Machine learning in the cloud: beyond Kinect and Cortana

The brains behind Microsoft's Azure Machine Learning

Machine learning

Machine learning is behind more and more of the technology we use every day - and it's not just voice recognition in Kinect and Cortana or Microsoft's futuristic language translation in Skype.

Every time you get directions from your GPS or make a credit card transaction or search for a product online, machine learning is predicting the best route, working out whether you're likely to be using a stolen credit card and suggesting what else you might like to buy.

So far you've had to be a company with the resources of Amazon or Yahoo to take advantage of machine learning. With its new Machine Learning (ML) Studio service running on Azure, Microsoft is hoping to open it up to anyone who understands statistics – and make it easy to use the predictions from the machine learning models you come up with in the apps where they will be most useful.

"I'm building this to be easy enough for a high school student to use," Microsoft corporate vice president Joseph Sirosh told TechRadar – and he knows how hard machine learning can be, having built Amazon's recommendation engine.

With ML Studio, Microsoft is giving businesses access to the tools it uses internally. Microsoft has been working on machine learning for two decades, Sirosh points out. "It's integrated into Bing, into Xbox, into the fabric of most key products we have – including Cortana. We have a tremendous amount of experience with machine learning and how to do it at internet scale and we're bring a lot of that experience into the product."

ML Home Screen
ML Studio's bells and whistles

Gaining XP

You will still need to be a data scientist or at least have mathematics and statistics experience to get the most from the service, which you'll be able to try out in preview next month. But that's not what made McKinsey say businesses can't find the hundreds of thousands of data scientists they want to employ.

"It's not that people don't exist with the math knowhow; every graduate in engineering or mathematics or statistics will have some of the background to be productive data scientist and machine learning people," says Sirosh. It's that they haven't had good, fast, cheap, simple tools to work with.

"Today data scientists have to know so many complex tools; they have to be both a data engineer and a mathematician to get things done," he explains, adding that they might need 10 different packages to try enough machine learning models to solve one problem.

"And those tools are extremely expensive and have a big learning curve; you have to be spending a huge amount of time to get productive with them. It's a huge stumbling block.

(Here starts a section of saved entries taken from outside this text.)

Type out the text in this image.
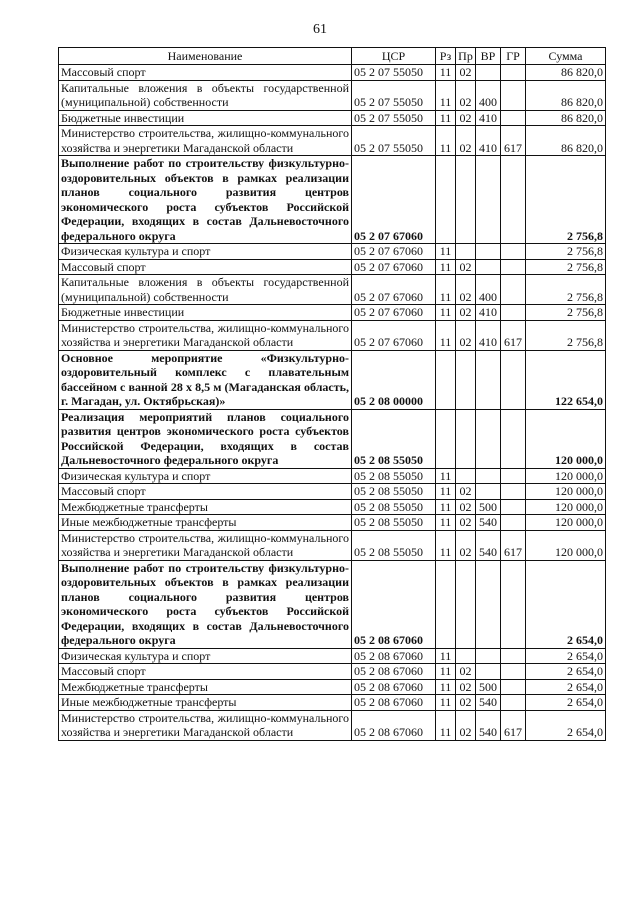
61
Наименование	ЦСР	Рз	Пр	ВР	ГР	Сумма
Массовый спорт	05 2 07 55050	11	02			86 820,0
Капитальные вложения в объекты государственной (муниципальной) собственности	05 2 07 55050	11	02	400		86 820,0
Бюджетные инвестиции	05 2 07 55050	11	02	410		86 820,0
Министерство строительства, жилищно-коммунального хозяйства и энергетики Магаданской области	05 2 07 55050	11	02	410	617	86 820,0
Выполнение работ по строительству физкультурно-оздоровительных объектов в рамках реализации планов социального развития центров экономического роста субъектов Российской Федерации, входящих в состав Дальневосточного федерального округа	05 2 07 67060					2 756,8
Физическая культура и спорт	05 2 07 67060	11				2 756,8
Массовый спорт	05 2 07 67060	11	02			2 756,8
Капитальные вложения в объекты государственной (муниципальной) собственности	05 2 07 67060	11	02	400		2 756,8
Бюджетные инвестиции	05 2 07 67060	11	02	410		2 756,8
Министерство строительства, жилищно-коммунального хозяйства и энергетики Магаданской области	05 2 07 67060	11	02	410	617	2 756,8
Основное мероприятие «Физкультурно-оздоровительный комплекс с плавательным бассейном с ванной 28 х 8,5 м (Магаданская область, г. Магадан, ул. Октябрьская)»	05 2 08 00000					122 654,0
Реализация мероприятий планов социального развития центров экономического роста субъектов Российской Федерации, входящих в состав Дальневосточного федерального округа	05 2 08 55050					120 000,0
Физическая культура и спорт	05 2 08 55050	11				120 000,0
Массовый спорт	05 2 08 55050	11	02			120 000,0
Межбюджетные трансферты	05 2 08 55050	11	02	500		120 000,0
Иные межбюджетные трансферты	05 2 08 55050	11	02	540		120 000,0
Министерство строительства, жилищно-коммунального хозяйства и энергетики Магаданской области	05 2 08 55050	11	02	540	617	120 000,0
Выполнение работ по строительству физкультурно-оздоровительных объектов в рамках реализации планов социального развития центров экономического роста субъектов Российской Федерации, входящих в состав Дальневосточного федерального округа	05 2 08 67060					2 654,0
Физическая культура и спорт	05 2 08 67060	11				2 654,0
Массовый спорт	05 2 08 67060	11	02			2 654,0
Межбюджетные трансферты	05 2 08 67060	11	02	500		2 654,0
Иные межбюджетные трансферты	05 2 08 67060	11	02	540		2 654,0
Министерство строительства, жилищно-коммунального хозяйства и энергетики Магаданской области	05 2 08 67060	11	02	540	617	2 654,0
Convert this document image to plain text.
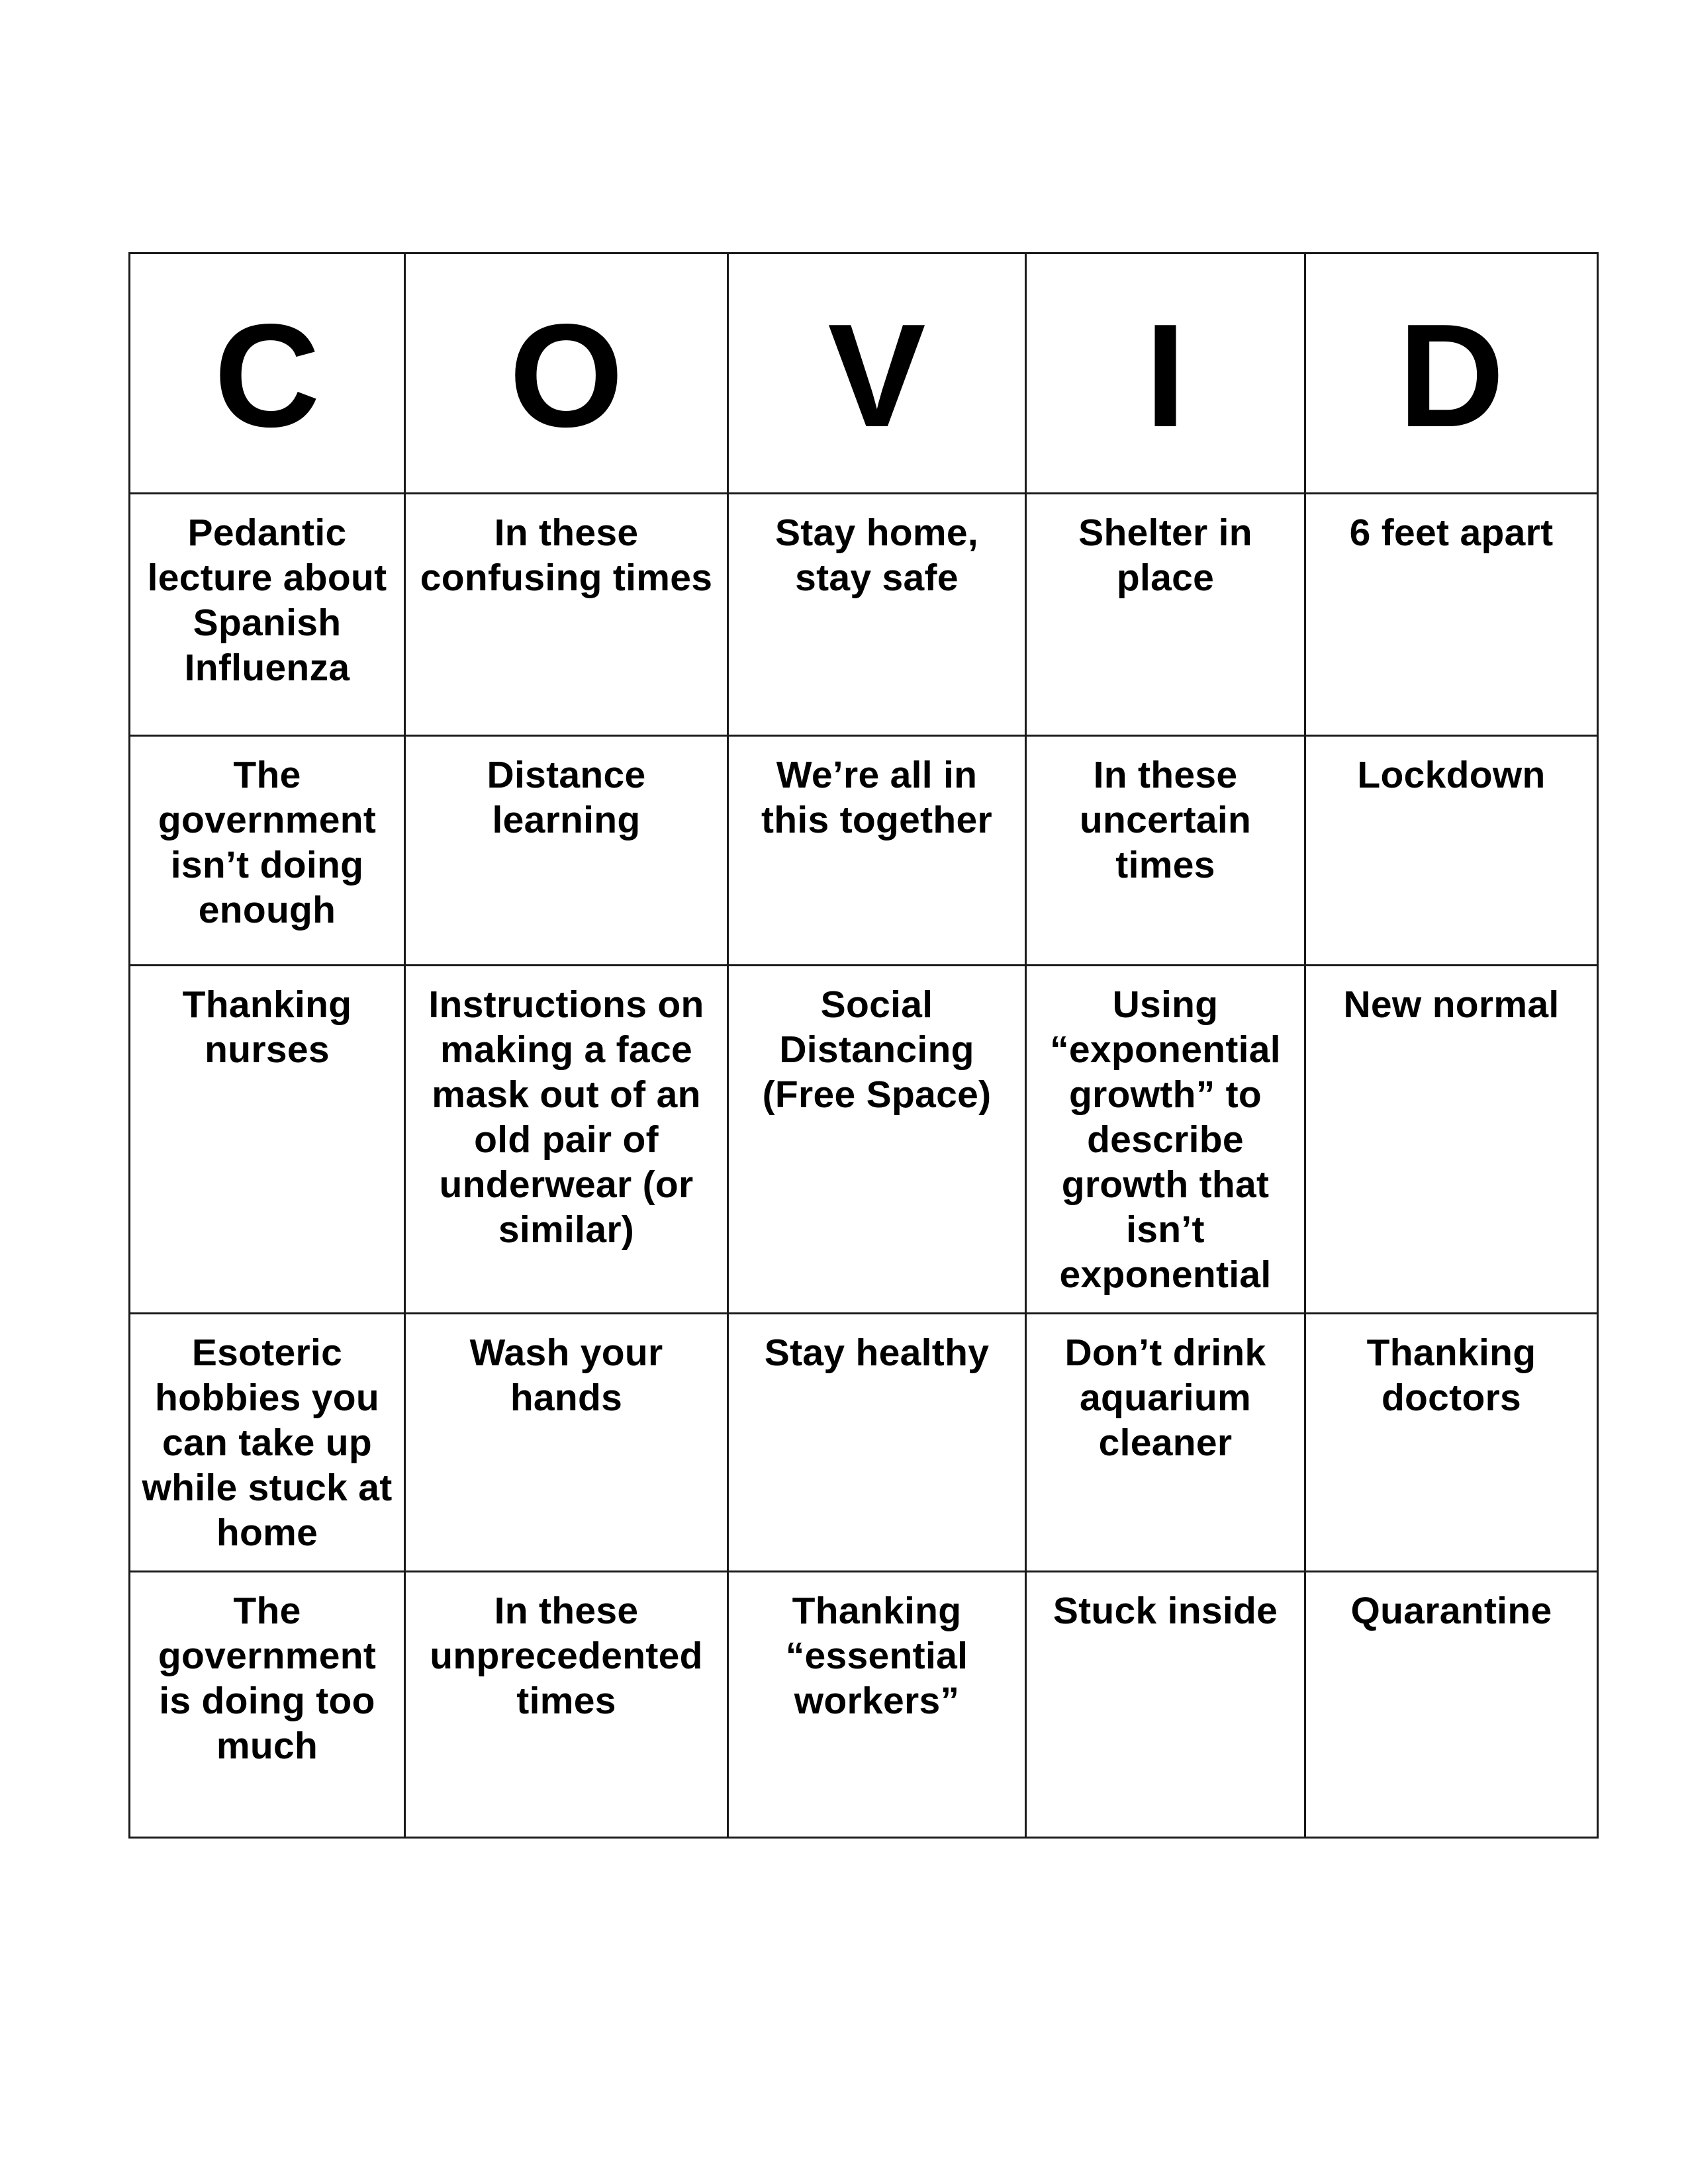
C	O	V	I	D

Pedantic lecture about Spanish Influenza	In these confusing times	Stay home, stay safe	Shelter in place	6 feet apart

The government isn’t doing enough	Distance learning	We’re all in this together	In these uncertain times	Lockdown

Thanking nurses	Instructions on making a face mask out of an old pair of underwear (or similar)	Social Distancing (Free Space)	Using “exponential growth” to describe growth that isn’t exponential	New normal

Esoteric hobbies you can take up while stuck at home	Wash your hands	Stay healthy	Don’t drink aquarium cleaner	Thanking doctors

The government is doing too much	In these unprecedented times	Thanking “essential workers”	Stuck inside	Quarantine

"What we're doing here is to make this so much simpler; you just have to know your data, know how to set up and frame your problem and then build the machine learning model. And for deployment, previously you had to hand it over to IT or to an engineer with lot of sophisticated programming experience to hook up. Now the data scientist can do it.

"The way we are changing the game is we allow you build these scalable systems in the cloud that can handle any transaction load, that allow you to do sophisticated deployments with very little effort and that is incredibly empowering. What we're changing with this tool is extending the reach to a very broad class of developers. You can hook it up to a web site and it will just work!"

That's a far cry from the complexity of big data systems, which is part of the reason Gartner's hype cycle report has just said big data is not delivering the benefits to most companies that have been claimed for it.

"We are really hoping to pull big data out of its trough of disillusionment," says Sirosh, "and the reason for that disillusionment is that today big data allows you to store big data but analysing it and making use of it is incredibly hard, and this it is very hard to hook it up in operational systems. That's key.

"At the end of the day if you want to get real benefit out of it you have to hook it up to systems that actually affect customers or help you anticipate things and create benefits in automated ways. That kind of automation is what our tool really excels at."